A307515 - cp's OEIS frontend

A307515 Heinz numbers of integer partitions with Durfee square of length > 2.

125, 175, 245, 250, 275, 325, 343, 350, 375, 385, 425, 455, 475, 490, 500, 525, 539, 550, 575, 595, 605, 625, 637, 650, 665, 686, 700, 715, 725, 735, 750, 770, 775, 805, 825, 833, 845, 847, 850, 875, 910, 925, 931, 935, 950, 975, 980, 1000, 1001, 1015, 1025

Offset: 1

Gus Wiseman, Apr 12 2019

nonn

First differs from A307386 in having 7^4 = 2401.
The Heinz number of an integer partition (y_1,...,y_k) is prime(y_1)*...*prime(y_k).
The Durfee square of an integer partition is the largest square contained in its Young diagram.
The enumeration of these partitions by sum is given by A084835.
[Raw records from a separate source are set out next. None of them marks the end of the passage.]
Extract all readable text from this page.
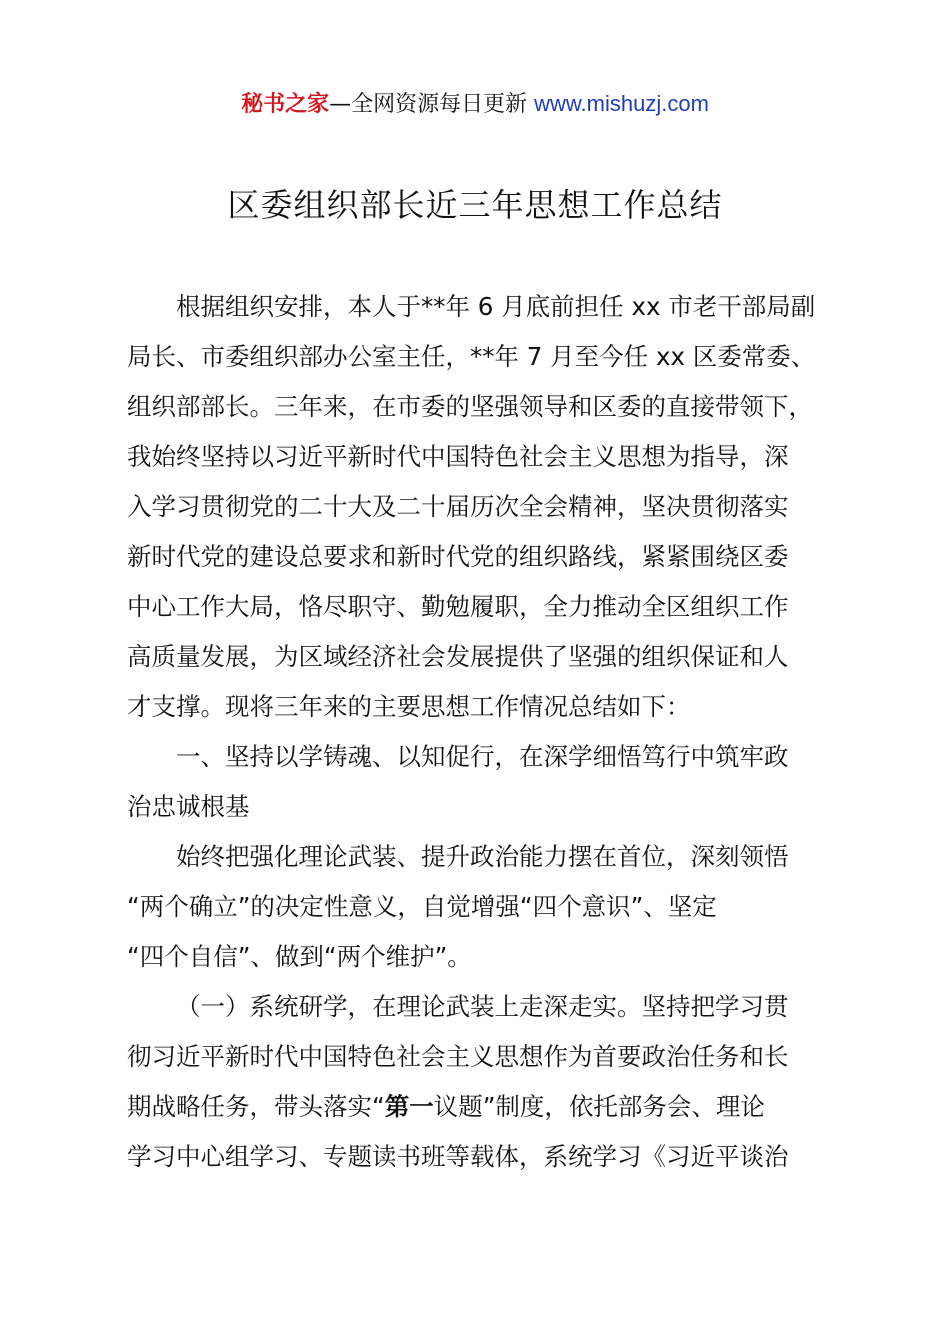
秘书之家—全网资源每日更新 www.mishuzj.com
区委组织部长近三年思想工作总结

根据组织安排，本人于**年 6 月底前担任 xx 市老干部局副

局长、市委组织部办公室主任，**年 7 月至今任 xx 区委常委、

组织部部长。三年来，在市委的坚强领导和区委的直接带领下，

我始终坚持以习近平新时代中国特色社会主义思想为指导，深

入学习贯彻党的二十大及二十届历次全会精神，坚决贯彻落实

新时代党的建设总要求和新时代党的组织路线，紧紧围绕区委

中心工作大局，恪尽职守、勤勉履职，全力推动全区组织工作

高质量发展，为区域经济社会发展提供了坚强的组织保证和人

才支撑。现将三年来的主要思想工作情况总结如下：

一、坚持以学铸魂、以知促行，在深学细悟笃行中筑牢政

治忠诚根基

始终把强化理论武装、提升政治能力摆在首位，深刻领悟

“两个确立”的决定性意义，自觉增强“四个意识”、坚定

“四个自信”、做到“两个维护”。

（一）系统研学，在理论武装上走深走实。坚持把学习贯

彻习近平新时代中国特色社会主义思想作为首要政治任务和长

期战略任务，带头落实“第一议题”制度，依托部务会、理论

学习中心组学习、专题读书班等载体，系统学习《习近平谈治
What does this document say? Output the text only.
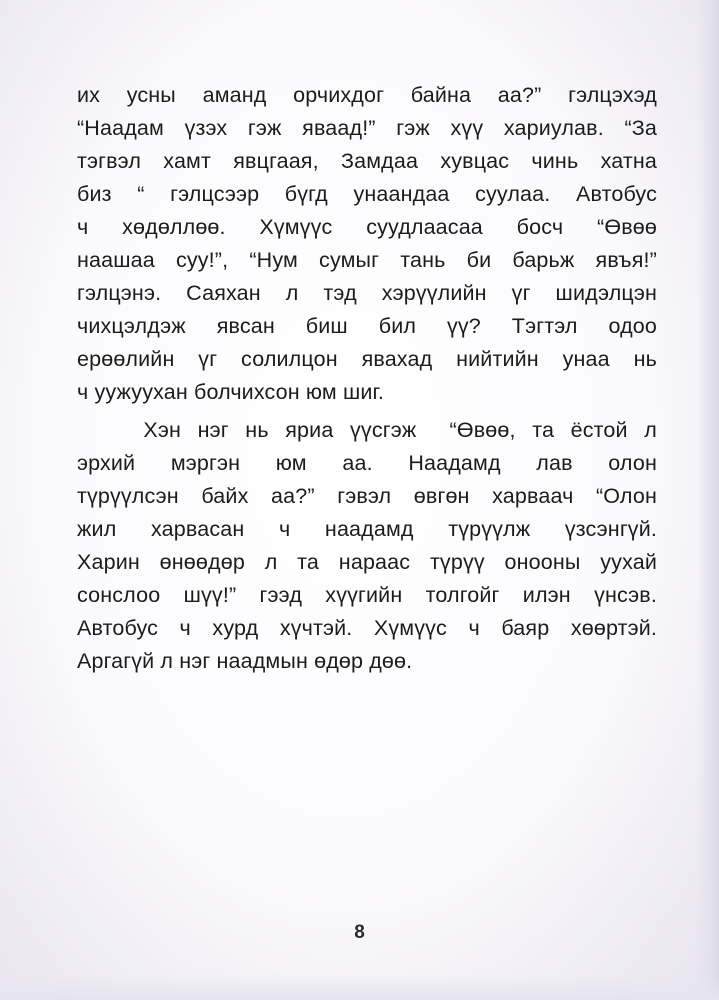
их усны аманд орчихдог байна аа?” гэлцэхэд
“Наадам үзэх гэж яваад!” гэж хүү хариулав. “За
тэгвэл хамт явцгаая, Замдаа хувцас чинь хатна
биз “ гэлцсээр бүгд унаандаа суулаа. Автобус
ч хөдөллөө. Хүмүүс суудлаасаа босч “Өвөө
наашаа суу!”, “Нум сумыг тань би барьж явъя!”
гэлцэнэ. Саяхан л тэд хэрүүлийн үг шидэлцэн
чихцэлдэж явсан биш бил үү? Тэгтэл одоо
ерөөлийн үг солилцон явахад нийтийн унаа нь
ч уужуухан болчихсон юм шиг.
Хэн нэг нь яриа үүсгэж  “Өвөө, та ёстой л
эрхий мэргэн юм аа. Наадамд лав олон
түрүүлсэн байх аа?” гэвэл өвгөн харваач “Олон
жил харвасан ч наадамд түрүүлж үзсэнгүй.
Харин өнөөдөр л та нараас түрүү онооны уухай
сонслоо шүү!” гээд хүүгийн толгойг илэн үнсэв.
Автобус ч хурд хүчтэй. Хүмүүс ч баяр хөөртэй.
Аргагүй л нэг наадмын өдөр дөө.
8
			The sequence of terms together with their prime indices begins:
  125: {3,3,3}
  175: {3,3,4}
  245: {3,4,4}
  250: {1,3,3,3}
  275: {3,3,5}
  325: {3,3,6}
  343: {4,4,4}
  350: {1,3,3,4}
  375: {2,3,3,3}
  385: {3,4,5}
  425: {3,3,7}
  455: {3,4,6}
  475: {3,3,8}
  490: {1,3,4,4}
  500: {1,1,3,3,3}
  525: {2,3,3,4}
  539: {4,4,5}
  550: {1,3,3,5}
  575: {3,3,9}
  595: {3,4,7}

Richard P. Stanley, Enumerative Combinatorics, Volume 2, Cambridge University Press, 1999, p. 289.

Gus Wiseman, Table of n, a(n) for n = 1..22485
FindStat, St000183: The side length of the Durfee square of an integer partition
Wikipedia, Durfee square.

Positions of numbers > 2 in A257990.

Cf. A006918, A056239, A084835, A112798, A115994, A117485, A252464, A325163, A325170.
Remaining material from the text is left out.